Wednesday, February 28, 2007

dummy text

this is dummy text for a dummy post while i wait for blogger support to get back to me. i switched to the new google/blogger. then, accidentally deleted the google account that had my gmail account as my blogger username and email attached to it. and now it's gone. so i'm now currently trying to get it all back through blogger suppport. you can track my progess here.

Thursday, February 15, 2007

mother

bethhart

every time i listen to this song i wanna cry. the very guts of my soul wishes i could say this of my mom. there've been other "mom" tribute songs out there i've heard. i even dedicated one of those "mom" songs to my mother in law who's been the best mom i could ever ask for. but this one is different. beth hart's voice does something to me. i don't know how to explain it. when i listen to this song my heart longs for a past i will never, ever call my own. my reality is a past without a mom like this. i only hope i can learn from all that and be this song for my children someday.


Mother may I, and I would say
Yes sweet baby take it away
It won't be long
Just just remember
That powerful is the woman in you
And stay true now
And she'd come to me
When fire & water was gone
To caress the empty with a song
Saying why cry for anger
That bullet the sky
Just remember
And I'll remember mama
I'll get by

And I know my face
Seems crazed & wild
But I got her eyes
The mama's child am I
She's blessed with grace
Is smooth as a line
And when I shade
She helps me shine
And she comes to me
when there's nothing I believe
And holds me so high yes I am free
Saying why hold the anger
It won't let you fly
Just remember
And I'll remember
Cause mama, mama
I'll get by

Confused by my own illusion
She said that it's only my pride
And even the simplest solutions
Still won't heal my mind
So I'll remember
I'll remember
I'll get by
~Beth Hart - Screamin' For My Supper
Click here to listen to a clip from itunes.
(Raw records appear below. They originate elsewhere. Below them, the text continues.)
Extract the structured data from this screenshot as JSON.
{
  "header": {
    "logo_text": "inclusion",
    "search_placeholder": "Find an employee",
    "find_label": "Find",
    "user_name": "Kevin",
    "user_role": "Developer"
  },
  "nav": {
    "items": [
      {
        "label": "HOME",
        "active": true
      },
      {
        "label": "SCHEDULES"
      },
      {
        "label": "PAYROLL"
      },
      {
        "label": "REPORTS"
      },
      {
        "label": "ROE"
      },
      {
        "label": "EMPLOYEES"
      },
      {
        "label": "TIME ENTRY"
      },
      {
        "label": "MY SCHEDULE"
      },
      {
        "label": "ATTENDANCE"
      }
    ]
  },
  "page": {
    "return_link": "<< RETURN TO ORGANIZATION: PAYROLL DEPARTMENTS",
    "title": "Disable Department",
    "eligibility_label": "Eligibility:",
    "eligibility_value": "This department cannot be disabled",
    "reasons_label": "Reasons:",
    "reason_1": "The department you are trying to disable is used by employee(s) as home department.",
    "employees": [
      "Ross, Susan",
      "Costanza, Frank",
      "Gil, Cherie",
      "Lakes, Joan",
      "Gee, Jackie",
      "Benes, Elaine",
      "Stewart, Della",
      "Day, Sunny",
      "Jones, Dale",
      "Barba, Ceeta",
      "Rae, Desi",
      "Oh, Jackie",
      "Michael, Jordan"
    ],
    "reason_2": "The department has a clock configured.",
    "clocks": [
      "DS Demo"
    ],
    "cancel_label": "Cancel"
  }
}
Thursday, February 8, 2007

*sigh*

stallout

Racing on a faultline
Bracing for a landslide
Conscious of everything getting harder
As the race goes underwater

I keep stalling out
I just can't keep up
There's alarming doubt
Am I good enough?
But you keep coming around
to convince me
It's still far from over
~Mute Math - Stall Out
Click here to listen to a clip from itunes.


i've become increasingly aware lately of all my inadequacy, insecurities, doubts, and a myriad of others. it's not a fun place to be. all i want to do is retreat. hide. runaway. but i know i shouldn't. actually, reality tells me i can't. sometimes i hate reality.